-
Notifications
You must be signed in to change notification settings - Fork 4.1k
kvserver: delay log truncations in presence of paused followers #84467
Description
Is your feature request related to a problem? Please describe.
PR #83851 introduces pausing of replication to followers on overloaded stores. This frequently leads to these replicas requiring snapshots. It could be desirable to make log truncations more lenient in the presence of overloaded followers, to delay the snapshot until it is clear that it is the cheaper way to catch up the replica.
Also, in regimes where a follower is paused and unpaused periodically for extended periods of time (which is assumed to be a normal case under persistent overload), it is doubly important to avoid repeated snapshots.
Describe the solution you'd like
Set a more lenient MaxLogSize in the raft log queue when overloaded (or paused?) followers are present.
The MaxLogSize set here should be a function of the configured max range size, most likely a fraction of it (since applying a snapshot is vastly more efficient than iterating over the log in the common case).

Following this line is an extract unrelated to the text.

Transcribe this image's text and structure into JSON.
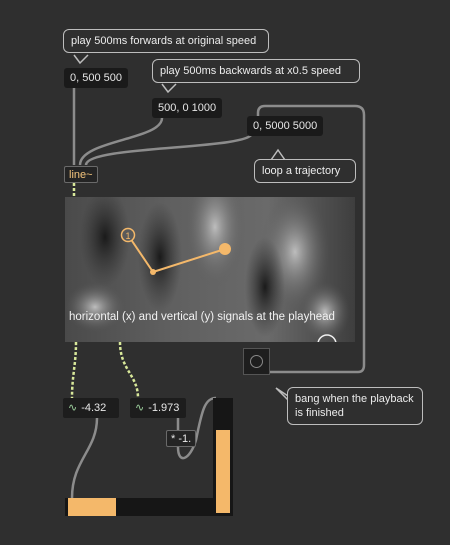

But perhaps the real change necessary is to set a higher bar for when to even attempt to send a snapshot, i.e. block snapshots not only when the follower is paused, but also when it is still "fairly overloaded" (say score >0.4 where the pausing cutoff is 0.8). It is hard to reason through this though, since snapshots might be required to restore quorum, and such snapshots should not to be delayed.
Describe alternatives you've considered
Additional context
Jira issue: CRDB-17676